In one recent case, a three-member panel on the Fifth Circuit (that did not include any Trump judges) voted to overturn a lower court decision that found certain provisions of the Indian Children Welfare Act (“ICWA”) to be unconstitutional. The ICWA established “minimum Federal standards for the removal of Indian children from their families and placement of these children in foster care or in adoptive homes that reflect Indian culture.” It was passed to “in an attempt to fix rampant abuse within child protection measures applying to Native American children.” Shortly after this decision came down, a majority of the judges on the Fifth Circuit, which includes five Trump appointees, voted to reconsider its decision en banc. This will give the new Trump judges on the court an opportunity to weigh in and, potentially, undue crucial provisions of this important law.
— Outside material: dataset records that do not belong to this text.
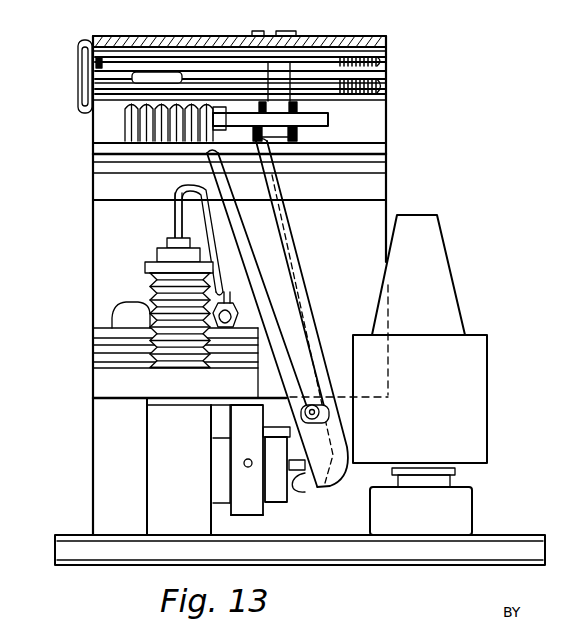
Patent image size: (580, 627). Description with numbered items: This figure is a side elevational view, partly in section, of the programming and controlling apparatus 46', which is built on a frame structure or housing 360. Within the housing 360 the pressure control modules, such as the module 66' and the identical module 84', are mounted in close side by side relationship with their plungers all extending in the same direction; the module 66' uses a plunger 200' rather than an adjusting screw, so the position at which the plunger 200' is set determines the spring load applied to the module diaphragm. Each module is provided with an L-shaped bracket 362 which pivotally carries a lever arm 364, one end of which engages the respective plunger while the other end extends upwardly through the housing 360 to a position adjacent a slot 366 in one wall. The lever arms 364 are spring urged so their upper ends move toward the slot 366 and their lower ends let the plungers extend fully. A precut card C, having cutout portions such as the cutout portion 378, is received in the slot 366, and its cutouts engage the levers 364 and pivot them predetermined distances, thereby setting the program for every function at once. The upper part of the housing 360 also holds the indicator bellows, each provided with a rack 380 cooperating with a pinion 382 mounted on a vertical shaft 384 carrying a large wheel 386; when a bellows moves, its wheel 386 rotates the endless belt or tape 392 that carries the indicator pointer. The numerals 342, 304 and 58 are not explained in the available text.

The vertical shaft 384 is at (290, 52).
The large wheel 386 is at (384, 42).
The endless belt or tape 392 is at (385, 57).
The pinion 382 is at (312, 104).
The rack 380 is at (323, 128).
The precut card C is at (354, 152).
The programming and controlling apparatus 46' is at (424, 149).
The bellows 342 is at (142, 144).
The slot 366 is at (92, 160).
The cutout portion 378 is at (179, 176).
The lever arm 364 is at (290, 241).
The bellows actuator 304 is at (132, 300).
The platen stack 58 is at (110, 328).
The module 84' is at (412, 375).
The plunger 200' is at (324, 482).
The pressure control module or position switch means 66' is at (280, 468).
The L-shaped bracket 362 is at (250, 516).
The frame structure or housing 360 is at (500, 533).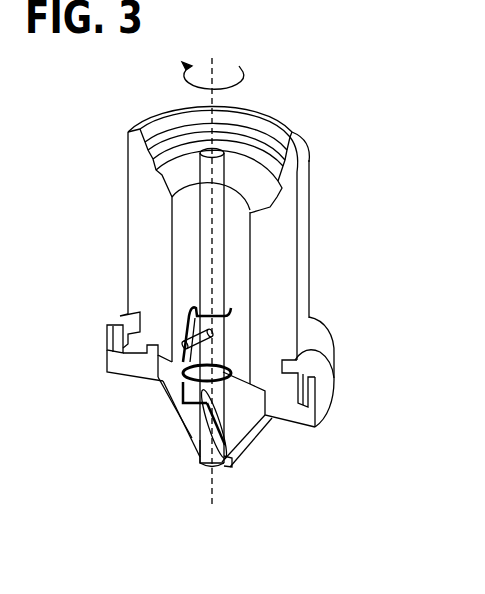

Judge L. Steven Grasz, one of President Trump’s appointees to the Eight Circuit, wrote an opinion in another case that eroded the authority of tribal courts to hear cases involving issues impacting tribal members. The case involved a suit brought by the MHA (Mandan, Hidatsa, and Arikara) Nation in tribal court against multiple oil and gas companies who operated wells on the reservation that burned off natural gas. The Tribe argued that there was technology that could capture this gas instead of letting it flare, and they sought royalties from the defendants for the wasted profits. Before the tribal court had reached the merits of the case, the Eight Circuit ruled to uphold an injunction on the lawsuit on the grounds that the Tribal Court did not have jurisdiction. Under the Supreme Court’s ruling in Montana v. U.S., tribal courts have typically had authority to hear cases involving contract disputes between tribal members and nontribal parties. Yet, Judge Grasz reasoned that tribal court did not have jurisdiction over the defendants because the issues in dispute did not affect the “political integrity, the economic security, or the health or welfare of the tribe.” The establishment of tribal courts was “the result of the inherent authority of tribal nations to enact their own laws and to be governed by them.” Judge Grasz’s decision severely undermines this important element of tribal sovereignty.
As we honor the contributions of Native Americans to our country, it is important to highlight how much #CourtsMatter to Native Americans. Our federal judiciary has the final say on issues that are critical to protecting the rights and interests of Native Americans, including their sovereignty, voting and treaty rights, and land use laws.